Toronto has some challenges to address as the population grows, housing becomes more expensive, and wage growth stagnates.
A new report from the Toronto Foundation highlights the inequalities that face thousands of Torontonians and the need to ensure that the city is viable.
"Despite our self-image, Toronto does not work for all. In fact, for a growing majority, life in the city poses a serious struggle, and the trend lines suggest things will get worse before they get better," says Sharon Avery, president and CEO, Toronto Foundation. "For those who think that things are no tougher today, Toronto's Vital Signs is a wake-up call. We've compiled more data than ever before and the evidence is clear: inequality is the new normal."
Widening wealth inequality is an issue for the city’s youth, newcomers, and racialized communities, who have had no inflation-adjusted increases in income over the last 30 years.
Meanwhile, older, white, residents have seen their income grow by 60% in that period.
Those with lower incomes are facing increasing challenges of rising housing costs and other costs of living; and their debt burden is increasing.

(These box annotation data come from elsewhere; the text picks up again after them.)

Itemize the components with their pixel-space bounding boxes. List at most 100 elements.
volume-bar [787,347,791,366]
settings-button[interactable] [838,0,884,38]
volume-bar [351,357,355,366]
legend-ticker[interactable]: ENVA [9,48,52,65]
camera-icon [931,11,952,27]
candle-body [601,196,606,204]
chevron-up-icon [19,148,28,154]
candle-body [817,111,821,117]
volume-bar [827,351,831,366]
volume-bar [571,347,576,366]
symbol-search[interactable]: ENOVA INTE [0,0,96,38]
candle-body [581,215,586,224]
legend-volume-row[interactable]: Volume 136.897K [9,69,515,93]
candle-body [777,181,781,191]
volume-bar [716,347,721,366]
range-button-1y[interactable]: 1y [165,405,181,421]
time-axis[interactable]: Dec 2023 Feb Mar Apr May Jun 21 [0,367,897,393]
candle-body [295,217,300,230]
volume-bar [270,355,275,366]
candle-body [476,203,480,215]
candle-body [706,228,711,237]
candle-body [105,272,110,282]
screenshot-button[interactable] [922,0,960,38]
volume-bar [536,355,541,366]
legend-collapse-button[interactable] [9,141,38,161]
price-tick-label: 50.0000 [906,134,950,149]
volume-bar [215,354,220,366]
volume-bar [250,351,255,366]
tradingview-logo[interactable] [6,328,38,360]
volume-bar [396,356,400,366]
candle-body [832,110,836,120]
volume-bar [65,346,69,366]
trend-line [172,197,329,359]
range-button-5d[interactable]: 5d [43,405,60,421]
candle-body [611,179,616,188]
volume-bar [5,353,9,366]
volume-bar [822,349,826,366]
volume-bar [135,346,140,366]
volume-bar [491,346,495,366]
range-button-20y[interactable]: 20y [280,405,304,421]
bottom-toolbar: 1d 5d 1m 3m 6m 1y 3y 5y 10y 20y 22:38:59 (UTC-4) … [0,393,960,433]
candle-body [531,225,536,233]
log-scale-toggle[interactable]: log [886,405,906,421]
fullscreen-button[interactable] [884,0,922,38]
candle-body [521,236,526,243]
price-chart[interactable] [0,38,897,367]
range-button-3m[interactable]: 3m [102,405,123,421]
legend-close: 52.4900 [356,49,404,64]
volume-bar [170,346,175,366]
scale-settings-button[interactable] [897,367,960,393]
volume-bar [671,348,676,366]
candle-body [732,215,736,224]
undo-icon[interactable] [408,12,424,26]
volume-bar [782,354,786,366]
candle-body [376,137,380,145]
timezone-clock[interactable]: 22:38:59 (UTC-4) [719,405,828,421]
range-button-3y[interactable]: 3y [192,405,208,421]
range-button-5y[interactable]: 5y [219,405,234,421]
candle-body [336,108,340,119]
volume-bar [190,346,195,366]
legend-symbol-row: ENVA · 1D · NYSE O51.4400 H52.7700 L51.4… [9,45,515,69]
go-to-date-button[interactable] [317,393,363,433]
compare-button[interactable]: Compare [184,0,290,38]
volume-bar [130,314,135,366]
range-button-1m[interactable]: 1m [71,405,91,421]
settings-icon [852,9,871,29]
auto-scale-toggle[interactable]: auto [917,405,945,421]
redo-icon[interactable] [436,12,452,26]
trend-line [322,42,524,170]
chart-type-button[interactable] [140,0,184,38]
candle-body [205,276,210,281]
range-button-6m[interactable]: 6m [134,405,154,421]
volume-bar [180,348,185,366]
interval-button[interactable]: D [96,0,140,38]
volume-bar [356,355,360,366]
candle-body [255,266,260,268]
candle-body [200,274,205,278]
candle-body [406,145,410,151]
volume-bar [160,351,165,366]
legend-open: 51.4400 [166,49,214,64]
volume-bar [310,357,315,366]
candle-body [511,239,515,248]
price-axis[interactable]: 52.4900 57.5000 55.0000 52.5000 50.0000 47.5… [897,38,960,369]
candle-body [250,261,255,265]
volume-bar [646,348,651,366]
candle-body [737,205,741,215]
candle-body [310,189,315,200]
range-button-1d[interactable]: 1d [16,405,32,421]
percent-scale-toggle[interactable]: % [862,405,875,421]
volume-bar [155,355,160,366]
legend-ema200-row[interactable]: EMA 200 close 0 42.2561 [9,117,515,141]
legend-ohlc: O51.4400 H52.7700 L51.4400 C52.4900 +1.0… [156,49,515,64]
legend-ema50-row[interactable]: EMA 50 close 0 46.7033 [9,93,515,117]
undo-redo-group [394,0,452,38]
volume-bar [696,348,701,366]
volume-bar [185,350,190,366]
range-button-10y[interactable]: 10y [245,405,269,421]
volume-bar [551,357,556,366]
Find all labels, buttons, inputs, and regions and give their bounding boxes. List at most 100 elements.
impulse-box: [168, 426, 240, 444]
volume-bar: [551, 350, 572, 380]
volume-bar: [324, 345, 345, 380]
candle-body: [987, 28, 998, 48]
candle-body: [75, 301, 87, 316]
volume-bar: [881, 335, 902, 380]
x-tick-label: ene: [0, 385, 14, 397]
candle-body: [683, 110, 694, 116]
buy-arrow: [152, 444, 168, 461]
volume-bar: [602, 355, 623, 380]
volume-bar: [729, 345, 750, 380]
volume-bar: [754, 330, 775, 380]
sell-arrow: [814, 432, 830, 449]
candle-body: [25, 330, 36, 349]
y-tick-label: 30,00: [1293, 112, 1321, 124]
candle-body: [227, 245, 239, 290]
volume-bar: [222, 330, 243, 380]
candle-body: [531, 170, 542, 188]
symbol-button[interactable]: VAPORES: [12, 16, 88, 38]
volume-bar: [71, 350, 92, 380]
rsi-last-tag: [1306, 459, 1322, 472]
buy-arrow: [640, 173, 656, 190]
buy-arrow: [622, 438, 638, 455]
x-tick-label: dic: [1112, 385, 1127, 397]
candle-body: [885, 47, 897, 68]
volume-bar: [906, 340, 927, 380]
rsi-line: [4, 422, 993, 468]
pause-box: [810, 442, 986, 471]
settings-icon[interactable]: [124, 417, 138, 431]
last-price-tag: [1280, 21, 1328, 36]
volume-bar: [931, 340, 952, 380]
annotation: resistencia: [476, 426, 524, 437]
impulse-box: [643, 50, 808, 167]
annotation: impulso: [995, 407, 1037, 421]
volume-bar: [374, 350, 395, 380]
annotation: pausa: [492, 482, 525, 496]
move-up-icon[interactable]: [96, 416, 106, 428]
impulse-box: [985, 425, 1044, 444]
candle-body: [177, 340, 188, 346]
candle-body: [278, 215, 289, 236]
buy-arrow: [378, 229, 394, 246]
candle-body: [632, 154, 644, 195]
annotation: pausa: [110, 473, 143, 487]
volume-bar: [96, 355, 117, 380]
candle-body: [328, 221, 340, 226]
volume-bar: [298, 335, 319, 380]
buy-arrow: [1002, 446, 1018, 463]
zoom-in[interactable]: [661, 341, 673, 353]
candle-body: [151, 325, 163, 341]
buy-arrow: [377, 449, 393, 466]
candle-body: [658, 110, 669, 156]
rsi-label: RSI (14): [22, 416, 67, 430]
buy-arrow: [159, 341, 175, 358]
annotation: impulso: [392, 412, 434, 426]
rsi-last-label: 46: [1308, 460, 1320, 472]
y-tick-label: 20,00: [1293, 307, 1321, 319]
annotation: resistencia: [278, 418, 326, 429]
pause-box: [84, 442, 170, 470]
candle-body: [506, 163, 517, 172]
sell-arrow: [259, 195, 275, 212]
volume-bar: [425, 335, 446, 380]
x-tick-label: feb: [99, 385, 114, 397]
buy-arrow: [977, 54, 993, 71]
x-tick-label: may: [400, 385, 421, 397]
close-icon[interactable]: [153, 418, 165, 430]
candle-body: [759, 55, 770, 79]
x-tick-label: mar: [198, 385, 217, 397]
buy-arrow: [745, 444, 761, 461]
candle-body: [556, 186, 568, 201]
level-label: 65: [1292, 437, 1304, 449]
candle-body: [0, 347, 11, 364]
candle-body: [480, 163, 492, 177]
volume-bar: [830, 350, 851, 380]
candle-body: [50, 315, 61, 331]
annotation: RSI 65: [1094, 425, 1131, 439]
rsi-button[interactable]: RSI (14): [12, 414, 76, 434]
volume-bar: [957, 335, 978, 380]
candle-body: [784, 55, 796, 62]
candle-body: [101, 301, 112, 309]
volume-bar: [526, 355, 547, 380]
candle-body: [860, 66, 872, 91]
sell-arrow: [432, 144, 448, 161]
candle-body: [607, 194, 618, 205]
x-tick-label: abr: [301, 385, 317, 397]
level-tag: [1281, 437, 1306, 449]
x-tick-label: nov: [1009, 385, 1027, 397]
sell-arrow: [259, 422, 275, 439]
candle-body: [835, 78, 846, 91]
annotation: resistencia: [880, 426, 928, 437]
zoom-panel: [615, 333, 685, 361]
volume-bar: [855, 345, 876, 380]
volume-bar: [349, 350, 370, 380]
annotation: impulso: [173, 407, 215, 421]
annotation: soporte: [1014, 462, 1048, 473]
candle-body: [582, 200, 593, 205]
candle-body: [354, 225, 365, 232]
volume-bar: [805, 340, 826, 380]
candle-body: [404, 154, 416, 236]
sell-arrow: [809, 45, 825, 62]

"The report confirms that the old ways aren't working. New voices and new actors are needed at the table to fight inequality," says Avery. "Ahead of the upcoming election, we can use Toronto's Vital Signs report to ask our leaders how they will ensure Toronto's gains are not overwhelmed by growing pains and exclusions. At Toronto Foundation, we believe philanthropy is everybody. We want to build a culture of reciprocity in this city."